How it works:


The index of coincidence is defined as the probability that two letters, picked from two different texts, will be the same.

The probability of an evcent occuring is given by the total number of ways that event could occur divided by the total number of possible outcomes.

If we first assume that we have two completely random texts, then the chance of picking any given letter from either text is:

Nx/N

Where Nx is the total number of occurances of the letter x in the text N is the total number of letters in the text

The chance that the next letter we pick is the same as the first is thus:

(Nx/N) * (Nx/N)

Now, the alphabet has 26 letters in it. So there are 26 different letters that we could pick in each case.

If the distribution of letters is completely random, then the chance that both letters we pick are the same specified letter is:

(1/26)*(1/26) = 0.0015

But there are 26 possible letters. So the cahances of them both being the same, where we do not care what the letter is, is 26 times this:

26*(1/26)*(1/26) ~ 0.038

If however the letters are not randomly distributed, but instead follow the statistical distribution of english text, then the situation is different.

The following list shows the probability (as a percentage) of any letter, selected at random, being a given letter from an english plaintext:

Distribution of leters
in English plaintext (%)
a8.2
b1.5
c2.8
d4.3
e12.7
f2.2
g2.0
h6.1
i7.0
j0.2
k0.8
l4.0
m2.4
n6.7
o7.5
p1.9
q0.1
r6.0
s6.3
t9.1
u2.8
v1.0
w2.4
x0.2
y2.0
z0.1

Thus in this case the index of coincidence is equal to:

(0.082*0.082)+(0.015*0.015)+..... = 0.066

So, if we pick two letter from english plaintext, we expect the index of coincidence to be approximately 0.07

However, if we pick two letters from random text, we expect the index to be around 0.4

Similarly, if we pick two letters from a cyphertext encrypted using the ceaser shift, we still expect the index to be equalt to 0.07 (whatever the shift). This is because the ceasar shift works by shifting every letter in the plaintext by n places to the left or right in the alphbabet.

So while the frequency distribution will change shift to the left or right, the overall value of the index will not be affected.

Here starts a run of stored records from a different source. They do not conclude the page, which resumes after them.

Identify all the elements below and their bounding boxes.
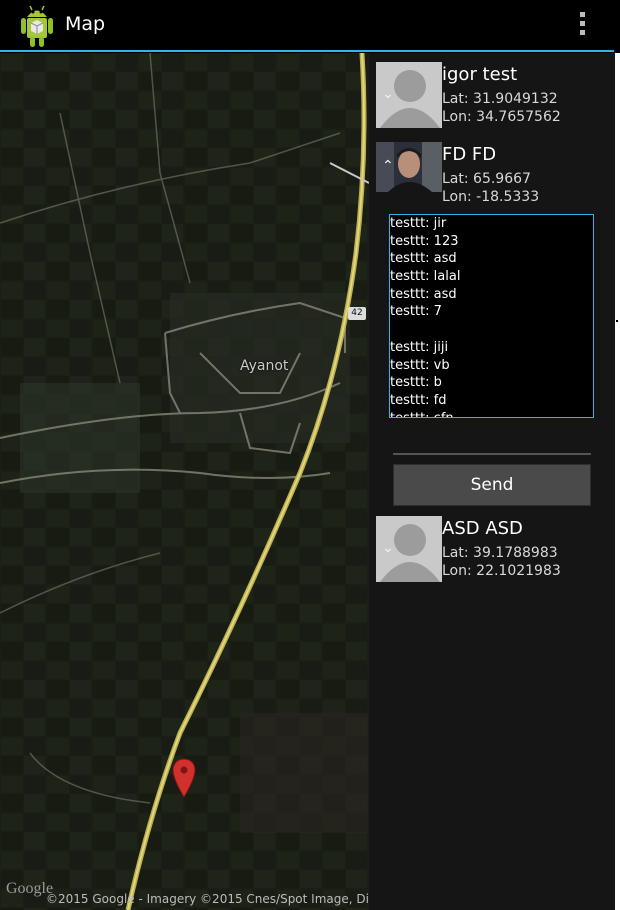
map-attribution: ©2015 Google - Imagery ©2015 Cnes/Spot I… bbox=[46, 892, 368, 906]
chat-message: testtt: 7 bbox=[390, 304, 442, 320]
user-name: FD FD bbox=[442, 144, 497, 165]
action-bar-divider bbox=[0, 50, 614, 52]
user-longitude: Lon: 22.1021983 bbox=[442, 563, 561, 579]
user-item[interactable]: ⌃ FD FD Lat: 65.9667 Lon: -18.5333 bbox=[376, 142, 616, 212]
user-longitude: Lon: -18.5333 bbox=[442, 189, 540, 205]
chat-message: testtt: cfn bbox=[390, 410, 593, 417]
user-latitude: Lat: 39.1788983 bbox=[442, 545, 558, 561]
user-latitude: Lat: 31.9049132 bbox=[442, 91, 558, 107]
chat-log[interactable]: testtt: jir testtt: 123 testtt: asd testtt:… bbox=[389, 214, 594, 418]
place-label: Ayanot bbox=[240, 358, 289, 374]
chat-message: testtt: lalal bbox=[390, 269, 461, 285]
chat-message bbox=[390, 321, 593, 339]
chat-message: testtt: fd bbox=[390, 392, 447, 408]
user-item[interactable]: ⌄ ASD ASD Lat: 39.1788983 Lon: 22.102198… bbox=[376, 516, 616, 586]
users-panel: ⌄ igor test Lat: 31.9049132 Lon: 34.7657… bbox=[369, 53, 615, 910]
message-input[interactable] bbox=[393, 453, 591, 455]
chevron-down-icon[interactable]: ⌄ bbox=[382, 540, 394, 556]
user-name: igor test bbox=[442, 64, 518, 85]
avatar: ⌃ bbox=[376, 142, 442, 192]
avatar: ⌄ bbox=[376, 62, 442, 128]
screen-edge bbox=[615, 53, 620, 910]
user-item[interactable]: ⌄ igor test Lat: 31.9049132 Lon: 34.7657… bbox=[376, 62, 616, 132]
send-button[interactable]: Send bbox=[393, 464, 591, 506]
location-marker-icon[interactable] bbox=[172, 758, 196, 798]
chat-message: testtt: asd bbox=[390, 251, 457, 267]
chat-message: testtt: vb bbox=[390, 357, 450, 373]
chevron-up-icon[interactable]: ⌃ bbox=[382, 158, 394, 174]
user-longitude: Lon: 34.7657562 bbox=[442, 109, 561, 125]
user-name: ASD ASD bbox=[442, 518, 523, 539]
chevron-down-icon[interactable]: ⌄ bbox=[382, 86, 394, 102]
road-number-badge: 42 bbox=[348, 307, 366, 320]
edge-dot bbox=[616, 320, 618, 322]
page-title: Map bbox=[65, 13, 106, 35]
user-latitude: Lat: 65.9667 bbox=[442, 171, 531, 187]
chat-message: testtt: asd bbox=[390, 286, 457, 302]
chat-message: testtt: jir bbox=[390, 216, 447, 231]
chat-message: testtt: jiji bbox=[390, 339, 449, 355]
chat-message: testtt: b bbox=[390, 375, 442, 391]
avatar: ⌄ bbox=[376, 516, 442, 582]
action-bar: Map bbox=[0, 0, 620, 52]
chat-message: testtt: 123 bbox=[390, 233, 459, 249]
android-robot-icon[interactable] bbox=[14, 3, 60, 49]
overflow-menu-icon[interactable] bbox=[574, 12, 590, 40]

The Vigenere cipher works by placing a repeating keyword underneath the plaintext. Every letter of the keyword correspond to a different shift in the plaintext. So if, for instance, the letter "e" is shifted by 5 places in one section of the text, it may be shifted by 3 places in another.

This flattens out the frequency distribution, making decryption harder.

However, if the keyword is N characters long, then every Nth character will have been shifted by the same amount. Thus, if we were to extract every Nth character we would have a text encrypyted with a basic caesar shift, and the index of coincidence calculated would be as for english text - approximately 0.07

If we arange two cypher texts, each on a single line, above the other, with the lower text shifted by N from the one above, then by comparing each character to the one below, and counting how often the characters match, we can acheive a value fror the index with this shift.

This is because the index is a measure of the probability of two letters selected from text(s) being the same. This value is unaffected by a simple ceasar shift, and the two letters we are comparing in each column will have been shifted by the same amount (even though this ammount will vary from column to column). So if we count the number of matching letters and divide by the ciphertext length, we have our value.

If our guess at N was correct, then we should expect a value similar to that for plaintext - approx 0.4. If however our guess was incorrect, then each letter was shifted by a different amount from its companion, and we would exp[ect something similar to that for random text, or about 0.07.

If we repeate this for every possible key length, we can then pick those that seem most likely.

Having done this, we can then split the text up into a number of sub texts, each of length N, and each of which has been shifted by the same amount. These can then be individually decoded by simple frequency anaylsis, and then the plaintext (and Key) reconstructed.